Version 3 — Just right, just about….
This time I opted for a heavy-weight. I didn’t want to mess around with another cheaply produced modern MP3 player. If I was going MP3, I wanted it to be the Rolls-Royce of relatively cheap mp3 players. Perhaps made by the most valuable company on the planet at a time when it’s near Jesus-like leader was at the peak of his powers. With that in mind, I opted for an iPod Video 5th generation and in short, Jobs and all those involved produced an almost perfect product. It's a well-made product, really, really well-made. Especially considering it’s still going strong 20 years after its initial release. I’m putting it through it’s paces too, I’ve been using this daily for 6 months, and it’s held up really well.
It supports Podcasts and Audiobooks out of the box, has resume support and a really nice, easy to use UI. It’s staggering how good this UI is, all things considered. Time has not seriously improved or developed MP3 products at all. I even have Rockbox installed on my iPod(as I just assumed it would be better), but it genuinely is a poorer experience. No Podcast support killed it out of the box for me, and generally it just seems like it has a number of meaningless bells and whistles but nothing to improve the actual core offering of the MP3 player.

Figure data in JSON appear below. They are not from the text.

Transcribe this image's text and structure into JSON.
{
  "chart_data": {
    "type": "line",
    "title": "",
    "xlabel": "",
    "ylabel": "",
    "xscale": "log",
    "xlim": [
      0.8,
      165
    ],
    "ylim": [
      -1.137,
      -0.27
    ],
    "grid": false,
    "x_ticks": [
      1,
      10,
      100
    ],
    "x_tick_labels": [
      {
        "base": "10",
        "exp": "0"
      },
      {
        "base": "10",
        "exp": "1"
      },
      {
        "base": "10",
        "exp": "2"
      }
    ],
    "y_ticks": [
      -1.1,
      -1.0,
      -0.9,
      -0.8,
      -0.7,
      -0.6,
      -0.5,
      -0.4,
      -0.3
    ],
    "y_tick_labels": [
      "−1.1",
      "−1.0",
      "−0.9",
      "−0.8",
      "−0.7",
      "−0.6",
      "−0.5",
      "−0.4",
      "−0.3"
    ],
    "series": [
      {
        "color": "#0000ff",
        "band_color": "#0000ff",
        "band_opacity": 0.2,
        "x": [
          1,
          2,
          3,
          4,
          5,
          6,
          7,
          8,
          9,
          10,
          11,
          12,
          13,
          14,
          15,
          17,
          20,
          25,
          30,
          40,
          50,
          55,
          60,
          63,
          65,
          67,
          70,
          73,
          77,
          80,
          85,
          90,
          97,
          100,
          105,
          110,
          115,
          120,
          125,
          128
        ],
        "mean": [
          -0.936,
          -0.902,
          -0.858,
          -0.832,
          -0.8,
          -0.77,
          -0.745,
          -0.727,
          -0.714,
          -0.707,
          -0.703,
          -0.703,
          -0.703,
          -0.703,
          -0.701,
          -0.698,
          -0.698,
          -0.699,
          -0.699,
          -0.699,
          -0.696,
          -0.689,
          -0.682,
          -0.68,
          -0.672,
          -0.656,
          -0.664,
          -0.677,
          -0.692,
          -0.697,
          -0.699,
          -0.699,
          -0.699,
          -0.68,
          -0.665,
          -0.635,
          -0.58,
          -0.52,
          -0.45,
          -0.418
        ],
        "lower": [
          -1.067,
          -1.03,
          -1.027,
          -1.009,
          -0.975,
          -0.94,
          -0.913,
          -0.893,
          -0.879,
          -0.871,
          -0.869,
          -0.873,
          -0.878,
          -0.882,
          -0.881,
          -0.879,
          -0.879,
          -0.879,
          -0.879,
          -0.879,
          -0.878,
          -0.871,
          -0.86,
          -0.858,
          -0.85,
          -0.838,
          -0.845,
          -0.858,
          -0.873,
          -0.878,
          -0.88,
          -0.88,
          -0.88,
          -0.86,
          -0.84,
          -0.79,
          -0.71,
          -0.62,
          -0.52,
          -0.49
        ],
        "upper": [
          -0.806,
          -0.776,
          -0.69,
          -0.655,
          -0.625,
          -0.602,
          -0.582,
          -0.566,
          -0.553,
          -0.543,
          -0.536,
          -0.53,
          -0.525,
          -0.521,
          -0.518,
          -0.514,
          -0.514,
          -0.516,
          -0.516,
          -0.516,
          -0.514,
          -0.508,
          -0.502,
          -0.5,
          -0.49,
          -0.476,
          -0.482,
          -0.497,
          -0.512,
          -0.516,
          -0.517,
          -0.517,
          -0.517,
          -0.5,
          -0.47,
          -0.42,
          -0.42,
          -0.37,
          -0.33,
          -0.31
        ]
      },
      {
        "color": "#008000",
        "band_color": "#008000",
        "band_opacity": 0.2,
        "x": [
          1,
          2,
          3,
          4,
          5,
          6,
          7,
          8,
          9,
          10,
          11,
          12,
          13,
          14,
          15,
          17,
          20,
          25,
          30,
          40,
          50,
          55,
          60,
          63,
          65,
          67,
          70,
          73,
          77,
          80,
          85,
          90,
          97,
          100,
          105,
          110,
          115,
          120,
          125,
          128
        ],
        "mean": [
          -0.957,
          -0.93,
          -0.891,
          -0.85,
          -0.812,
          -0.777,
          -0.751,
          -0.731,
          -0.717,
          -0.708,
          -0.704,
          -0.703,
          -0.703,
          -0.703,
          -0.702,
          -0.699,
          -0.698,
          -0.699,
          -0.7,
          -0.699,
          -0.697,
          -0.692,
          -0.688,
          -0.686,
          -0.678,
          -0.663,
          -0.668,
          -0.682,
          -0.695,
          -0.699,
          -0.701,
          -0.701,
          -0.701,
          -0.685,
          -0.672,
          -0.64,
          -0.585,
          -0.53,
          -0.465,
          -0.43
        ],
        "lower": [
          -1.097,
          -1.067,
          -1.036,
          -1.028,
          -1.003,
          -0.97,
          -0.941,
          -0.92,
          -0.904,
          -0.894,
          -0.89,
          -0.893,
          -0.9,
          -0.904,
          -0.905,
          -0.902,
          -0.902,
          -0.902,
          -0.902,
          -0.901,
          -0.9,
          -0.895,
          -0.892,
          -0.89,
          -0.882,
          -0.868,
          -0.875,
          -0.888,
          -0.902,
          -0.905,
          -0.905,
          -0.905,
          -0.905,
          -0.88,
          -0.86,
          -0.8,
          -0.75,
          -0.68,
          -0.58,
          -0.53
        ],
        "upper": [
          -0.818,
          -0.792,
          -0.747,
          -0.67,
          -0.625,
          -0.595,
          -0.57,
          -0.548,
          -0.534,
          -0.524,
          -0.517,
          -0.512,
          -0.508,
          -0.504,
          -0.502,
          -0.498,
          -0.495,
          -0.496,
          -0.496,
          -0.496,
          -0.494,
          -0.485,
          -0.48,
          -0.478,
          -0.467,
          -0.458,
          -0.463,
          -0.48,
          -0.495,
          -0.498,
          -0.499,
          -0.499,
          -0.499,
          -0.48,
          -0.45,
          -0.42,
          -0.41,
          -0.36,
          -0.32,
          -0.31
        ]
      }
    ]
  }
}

In terms of a serious evaluation though, I’ve used this iPod for around 6 months now, I listen to Podcasts/Audiobooks on it daily, from a variety of topics. If you’re looking for a (currently) inexpensive and also easy way to manage and listening to podcasts on the go, I cannot recommend anything better, but if you have any better suggestions, do reach out, and I’ll happily add them onto the bottom of this post.
There are some limitations to this, I obviously need to manage downloading Podcast and then transfer them to my iPod, but generally that’s sort of done in the background while I’m doing other things. I’ll write up a post on managing an iPod here. There’s some effort involved, but once it’s setup it’s all good.